Parliamentary sovereignty: The Gambia’s perspective


PHOTO-2020-11-02-05-24-44.jpg

Kalipha MM Mbye

Head of Table Office, National Assembly of The Gambia

Abstract

 The fundamental principle underlying the 1997 Constitution of the Republic of The Gambia is the ‘separation of powers’. This paper discusses Parliamentary sovereignty (it also referred to as ‘Parliamentary Supremacy) in the Gambian context as well as the doctrine of separation of powers. The Constitution of The Gambia is the supreme law of the land and any law or rule that contradicts it is void to the extent of the inconsistency.[1] This suggests that Parliament is not sovereign or the provision impairs Parliamentary supremacy. Whether that is true or not, this paper seeks to provide some opinion or answers on the matter. The paper also discusses the various powers that Parliament has over other organs of the State – the Executive and the Judiciary. Finally, the paper concludes on Gambia’s limited Parliamentary supremacy with comparative analysis of the English absolute Parliamentary supremacy.

 Introduction

The fundamental principle underlying the 1997 Constitution of the Republic of The Gambia is the ‘separation of powers’. The principle developed by the 18th century French philosopher, Montesquieu, divides or shares the powers of the State among three organs: The Executive, the Legislature (Parliament) and the Judiciary. The Executive powers are exercised by the Executive comprising the Government and its servants such as the civil servants, the police; the Legislative powers are exercised by Parliament (National Assembly and the judicial powers are exercised by the Judiciary, the judges.[2] The preamble of the 1997 Constitution, basically, promotes this principle of separate of powers by clearly defines the functions of the organs of State; their independence secured as well as provide checks and balances to ensure harmonious working relationship for the ‘common good’.

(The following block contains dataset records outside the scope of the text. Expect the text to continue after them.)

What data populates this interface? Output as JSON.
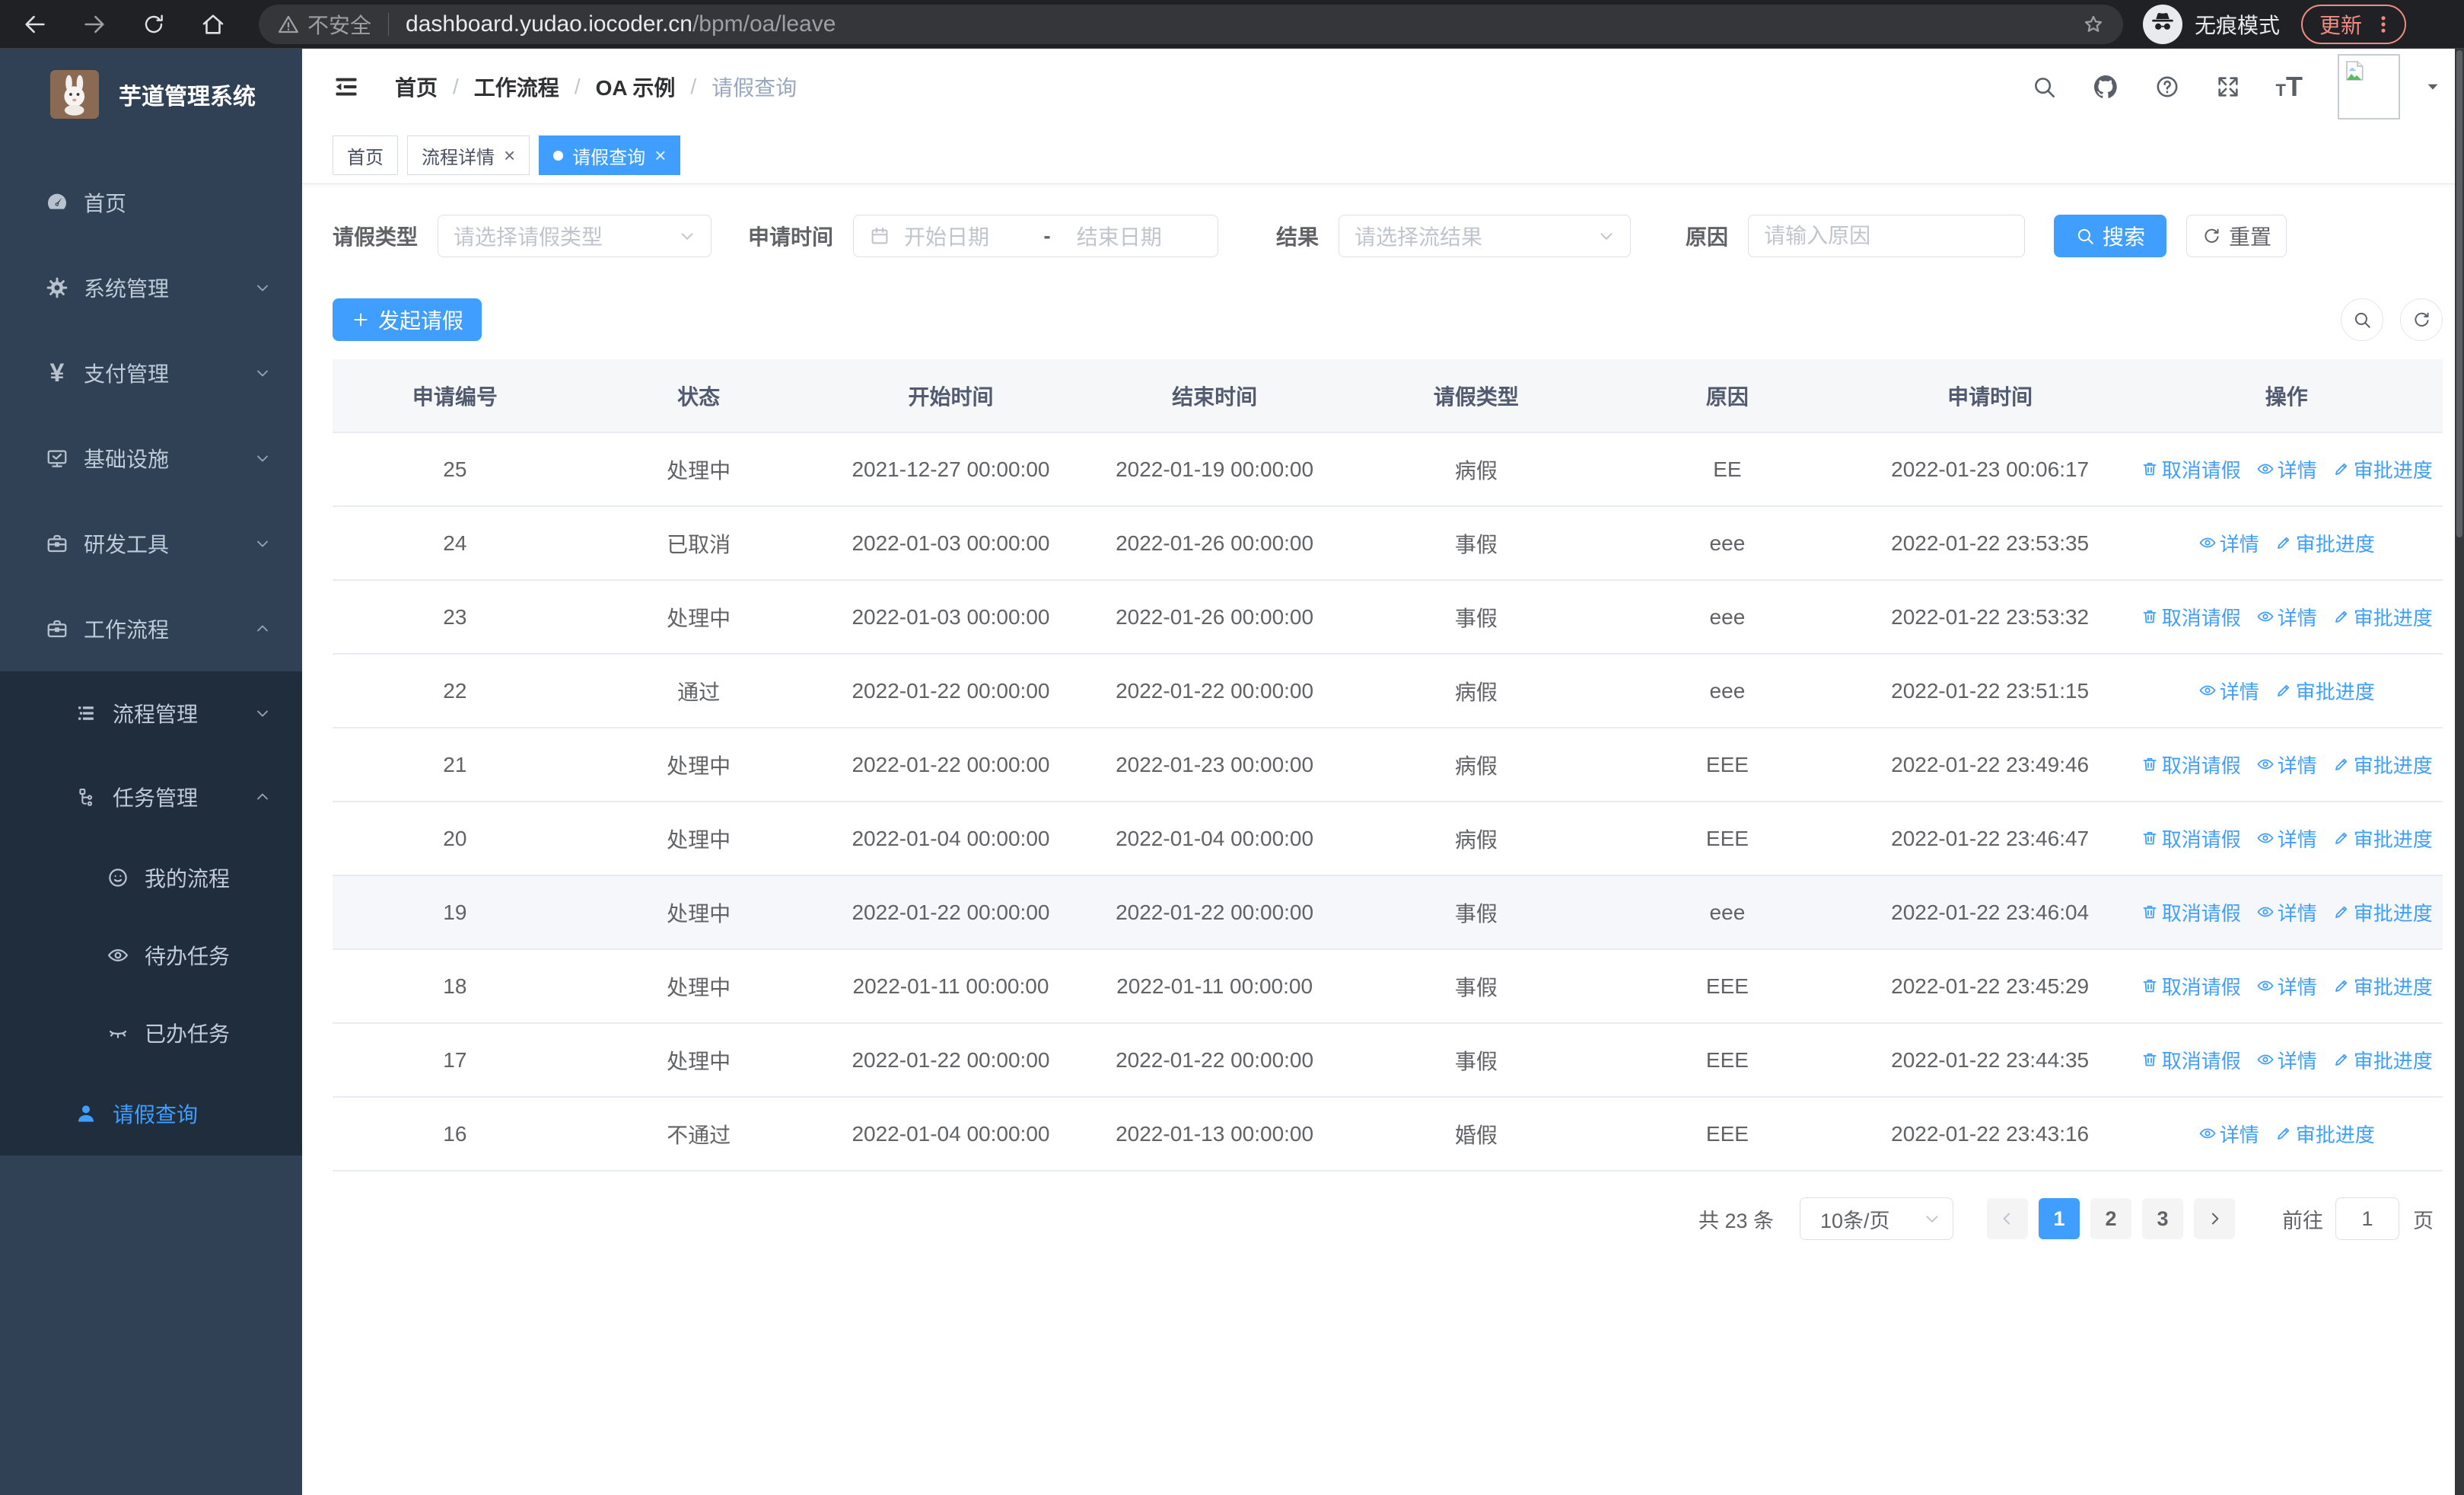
{
  "browser": {
    "security_warning": "不安全",
    "url_domain": "dashboard.yudao.iocoder.cn",
    "url_path": "/bpm/oa/leave",
    "incognito_label": "无痕模式",
    "update_label": "更新"
  },
  "sidebar": {
    "title": "芋道管理系统",
    "items": [
      {
        "id": "home",
        "icon": "dashboard-icon",
        "label": "首页",
        "level": 0
      },
      {
        "id": "system-mgmt",
        "icon": "gear-icon",
        "label": "系统管理",
        "level": 0,
        "chevron": "down"
      },
      {
        "id": "payment-mgmt",
        "icon": "yen-icon",
        "label": "支付管理",
        "level": 0,
        "chevron": "down"
      },
      {
        "id": "infrastructure",
        "icon": "monitor-icon",
        "label": "基础设施",
        "level": 0,
        "chevron": "down"
      },
      {
        "id": "dev-tools",
        "icon": "toolbox-icon",
        "label": "研发工具",
        "level": 0,
        "chevron": "down"
      },
      {
        "id": "workflow",
        "icon": "briefcase-icon",
        "label": "工作流程",
        "level": 0,
        "chevron": "up"
      },
      {
        "id": "process-mgmt",
        "icon": "tree-list-icon",
        "label": "流程管理",
        "level": 1,
        "chevron": "down",
        "group": true
      },
      {
        "id": "task-mgmt",
        "icon": "org-chart-icon",
        "label": "任务管理",
        "level": 1,
        "chevron": "up",
        "group": true
      },
      {
        "id": "my-process",
        "icon": "face-icon",
        "label": "我的流程",
        "level": 2,
        "group": true
      },
      {
        "id": "todo-tasks",
        "icon": "eye-icon",
        "label": "待办任务",
        "level": 2,
        "group": true
      },
      {
        "id": "done-tasks",
        "icon": "eye-closed-icon",
        "label": "已办任务",
        "level": 2,
        "group": true
      },
      {
        "id": "leave-query",
        "icon": "person-icon",
        "label": "请假查询",
        "level": 1,
        "group": true,
        "active": true
      }
    ]
  },
  "header": {
    "breadcrumb": [
      "首页",
      "工作流程",
      "OA 示例",
      "请假查询"
    ]
  },
  "tabs": [
    {
      "id": "home",
      "label": "首页"
    },
    {
      "id": "process-detail",
      "label": "流程详情",
      "closable": true
    },
    {
      "id": "leave-query",
      "label": "请假查询",
      "closable": true,
      "active": true
    }
  ],
  "filters": {
    "leave_type_label": "请假类型",
    "leave_type_placeholder": "请选择请假类型",
    "apply_time_label": "申请时间",
    "date_start_placeholder": "开始日期",
    "date_separator": "-",
    "date_end_placeholder": "结束日期",
    "result_label": "结果",
    "result_placeholder": "请选择流结果",
    "reason_label": "原因",
    "reason_placeholder": "请输入原因",
    "search_button": "搜索",
    "reset_button": "重置"
  },
  "toolbar": {
    "create_button": "发起请假"
  },
  "table": {
    "columns": [
      "申请编号",
      "状态",
      "开始时间",
      "结束时间",
      "请假类型",
      "原因",
      "申请时间",
      "操作"
    ],
    "action_labels": {
      "cancel": "取消请假",
      "detail": "详情",
      "progress": "审批进度"
    },
    "rows": [
      {
        "id": "25",
        "status": "处理中",
        "start": "2021-12-27 00:00:00",
        "end": "2022-01-19 00:00:00",
        "type": "病假",
        "reason": "EE",
        "applied": "2022-01-23 00:06:17",
        "actions": [
          "cancel",
          "detail",
          "progress"
        ]
      },
      {
        "id": "24",
        "status": "已取消",
        "start": "2022-01-03 00:00:00",
        "end": "2022-01-26 00:00:00",
        "type": "事假",
        "reason": "eee",
        "applied": "2022-01-22 23:53:35",
        "actions": [
          "detail",
          "progress"
        ]
      },
      {
        "id": "23",
        "status": "处理中",
        "start": "2022-01-03 00:00:00",
        "end": "2022-01-26 00:00:00",
        "type": "事假",
        "reason": "eee",
        "applied": "2022-01-22 23:53:32",
        "actions": [
          "cancel",
          "detail",
          "progress"
        ]
      },
      {
        "id": "22",
        "status": "通过",
        "start": "2022-01-22 00:00:00",
        "end": "2022-01-22 00:00:00",
        "type": "病假",
        "reason": "eee",
        "applied": "2022-01-22 23:51:15",
        "actions": [
          "detail",
          "progress"
        ]
      },
      {
        "id": "21",
        "status": "处理中",
        "start": "2022-01-22 00:00:00",
        "end": "2022-01-23 00:00:00",
        "type": "病假",
        "reason": "EEE",
        "applied": "2022-01-22 23:49:46",
        "actions": [
          "cancel",
          "detail",
          "progress"
        ]
      },
      {
        "id": "20",
        "status": "处理中",
        "start": "2022-01-04 00:00:00",
        "end": "2022-01-04 00:00:00",
        "type": "病假",
        "reason": "EEE",
        "applied": "2022-01-22 23:46:47",
        "actions": [
          "cancel",
          "detail",
          "progress"
        ]
      },
      {
        "id": "19",
        "status": "处理中",
        "start": "2022-01-22 00:00:00",
        "end": "2022-01-22 00:00:00",
        "type": "事假",
        "reason": "eee",
        "applied": "2022-01-22 23:46:04",
        "actions": [
          "cancel",
          "detail",
          "progress"
        ],
        "highlight": true
      },
      {
        "id": "18",
        "status": "处理中",
        "start": "2022-01-11 00:00:00",
        "end": "2022-01-11 00:00:00",
        "type": "事假",
        "reason": "EEE",
        "applied": "2022-01-22 23:45:29",
        "actions": [
          "cancel",
          "detail",
          "progress"
        ]
      },
      {
        "id": "17",
        "status": "处理中",
        "start": "2022-01-22 00:00:00",
        "end": "2022-01-22 00:00:00",
        "type": "事假",
        "reason": "EEE",
        "applied": "2022-01-22 23:44:35",
        "actions": [
          "cancel",
          "detail",
          "progress"
        ]
      },
      {
        "id": "16",
        "status": "不通过",
        "start": "2022-01-04 00:00:00",
        "end": "2022-01-13 00:00:00",
        "type": "婚假",
        "reason": "EEE",
        "applied": "2022-01-22 23:43:16",
        "actions": [
          "detail",
          "progress"
        ]
      }
    ]
  },
  "pagination": {
    "total": "共 23 条",
    "page_size": "10条/页",
    "pages": [
      "1",
      "2",
      "3"
    ],
    "active_page": "1",
    "goto_label": "前往",
    "goto_value": "1",
    "goto_suffix": "页"
  },
  "colors": {
    "primary": "#409eff",
    "sidebar_bg": "#304156",
    "submenu_bg": "#1f2d3d",
    "active_tab_bg": "#409eff"
  }
}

Parliamentary sovereignty is the other word for parliamentary supremacy. The doctrine of Parliamentary sovereignty is the principle that Parliament is the supreme law-making authority in the country – can make and unmake any law. Generally, the principle embodies that the Judiciary cannot set aside a law made by Parliament and Parliament can undo a law made by its preceding Parliament.[3]

 Does the 1997 Constitution safeguard Parliamentary supremacy?

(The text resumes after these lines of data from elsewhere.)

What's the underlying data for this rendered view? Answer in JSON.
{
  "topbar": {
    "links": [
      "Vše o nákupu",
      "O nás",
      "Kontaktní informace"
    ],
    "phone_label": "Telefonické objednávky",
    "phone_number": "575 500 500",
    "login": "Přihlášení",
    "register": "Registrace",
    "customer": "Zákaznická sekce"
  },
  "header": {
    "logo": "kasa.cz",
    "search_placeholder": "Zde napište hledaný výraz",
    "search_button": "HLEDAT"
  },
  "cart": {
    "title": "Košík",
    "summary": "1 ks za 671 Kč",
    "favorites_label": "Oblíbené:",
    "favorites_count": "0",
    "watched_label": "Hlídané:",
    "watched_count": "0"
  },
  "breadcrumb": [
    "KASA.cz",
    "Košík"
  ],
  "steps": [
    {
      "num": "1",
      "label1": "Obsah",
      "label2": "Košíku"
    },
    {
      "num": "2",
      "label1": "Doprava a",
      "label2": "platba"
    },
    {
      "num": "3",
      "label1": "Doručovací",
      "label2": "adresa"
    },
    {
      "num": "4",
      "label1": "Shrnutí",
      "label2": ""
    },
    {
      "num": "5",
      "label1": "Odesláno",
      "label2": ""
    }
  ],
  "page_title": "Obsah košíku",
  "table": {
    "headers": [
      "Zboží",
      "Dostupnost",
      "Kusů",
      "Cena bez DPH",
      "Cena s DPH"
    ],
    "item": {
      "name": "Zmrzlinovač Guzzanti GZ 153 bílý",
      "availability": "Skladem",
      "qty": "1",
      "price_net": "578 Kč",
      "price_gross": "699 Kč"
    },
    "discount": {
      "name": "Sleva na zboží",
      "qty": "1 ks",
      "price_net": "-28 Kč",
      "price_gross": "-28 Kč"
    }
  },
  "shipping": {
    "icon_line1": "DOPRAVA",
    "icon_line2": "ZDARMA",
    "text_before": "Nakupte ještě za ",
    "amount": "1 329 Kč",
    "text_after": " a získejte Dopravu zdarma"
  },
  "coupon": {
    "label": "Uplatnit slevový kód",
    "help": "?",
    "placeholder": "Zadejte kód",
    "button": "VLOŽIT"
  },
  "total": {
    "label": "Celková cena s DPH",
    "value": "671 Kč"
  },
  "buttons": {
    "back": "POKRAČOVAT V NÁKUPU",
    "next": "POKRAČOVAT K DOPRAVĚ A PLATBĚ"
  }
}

As discussed earlier, parliamentary supremacy gives Parliament absolute authority to make and unmake law any law it wishes and this cannot necessarily be overruled by another organ of the State, in particular the court. For instance, in the United Kingdom where this doctrine is strictly applied, the Parliament is the highest source of law and as far as the law is made in accordance with the Parliamentary rules of procedure the courts MUST apply it.[4]

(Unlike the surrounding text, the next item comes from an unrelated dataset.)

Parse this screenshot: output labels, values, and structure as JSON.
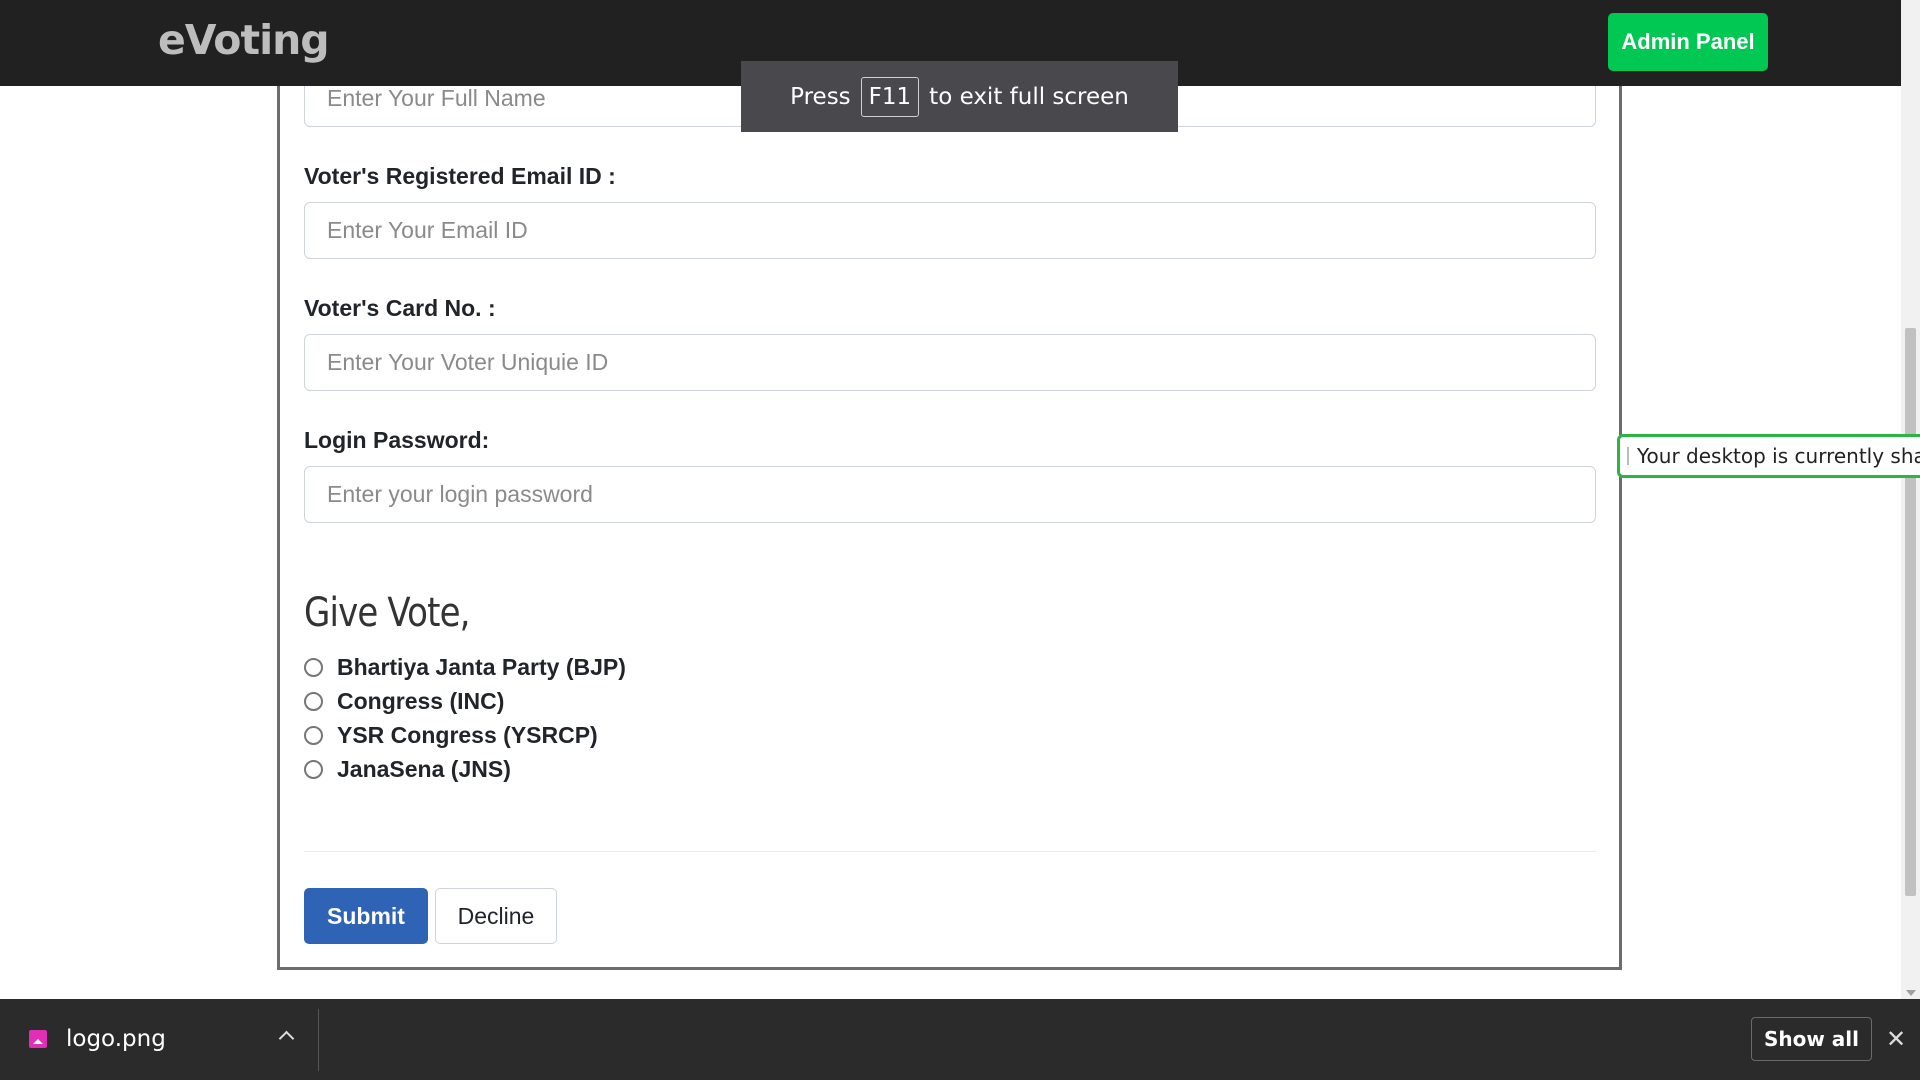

Furthermore, a prominent legal philosopher, Dicey (1982), explained in accordance with Parliamentary supremacy, Parliament has:

‘under the English Law, the right to make or unmake any law whatever; and, further, that no person or body is recognised by the law of England as having a right to override or set aside the legislation of Parliament.’

Thus, under the British Constitution, suggest that no matter how cruelty, or public outcry, has the law made by Parliament, the law still remains valid and the courts would, in theory, be obliged to uphold the law.

However, under the 1997 Constitution, Parliament is subservient to the Constitution. The Constitution is the supreme law of the land and any law or rule that contradicts it is void to the extent of the inconsistency.[5] This suggests that Parliament is not sovereign, or the provision impairs Parliamentary supremacy. Whether that is true or not, this paper seeks to provide some opinion or answers on the matter.

Parliamentary sovereignty in Gambian context

 Establishment

The Parliament is established by the Constitution through an entrenched provision of the latter.[6] This connotes that Parliament exist by the will of the people and no authority, body or organ of State – neither the Executive nor the Judiciary, has the mandate to scrap its existence, except the people through a referendum. Even with the people’s power to scrap its existence, Parliament itself has to consent to it, first, before reaching them – the people.[7] Thus, one can opine that this provision on the existence of the Parliament has satisfied the principle of ‘Parliamentary sovereignty’.

 Legislative powers

Parliament is vested with the ‘exclusive’ jurisdiction to make laws through bills passed by it and assented to by the President.[8] Bills duly passed by Parliament and assented become law.

Theoretically, the President must assent to a Bill passed by Parliament before it can become a law.[9] However, this is more of a ‘ceremonial role’ under the Constitution. The President is required, within thirty days, to assent to a Bill presented to him or her or return it with, comment(s), requesting for reconsideration by Parliament. Where Parliament reconsiders the Bill requested by the President and revolved by votes supporting the Bill with or without the comments requested by the President, it shall again present the Bill to the President for assent and the President is statutorily compel to assent to the Bill within seven days.[10] In fact, in practice, the President has always given consent to Bills passed by Parliament.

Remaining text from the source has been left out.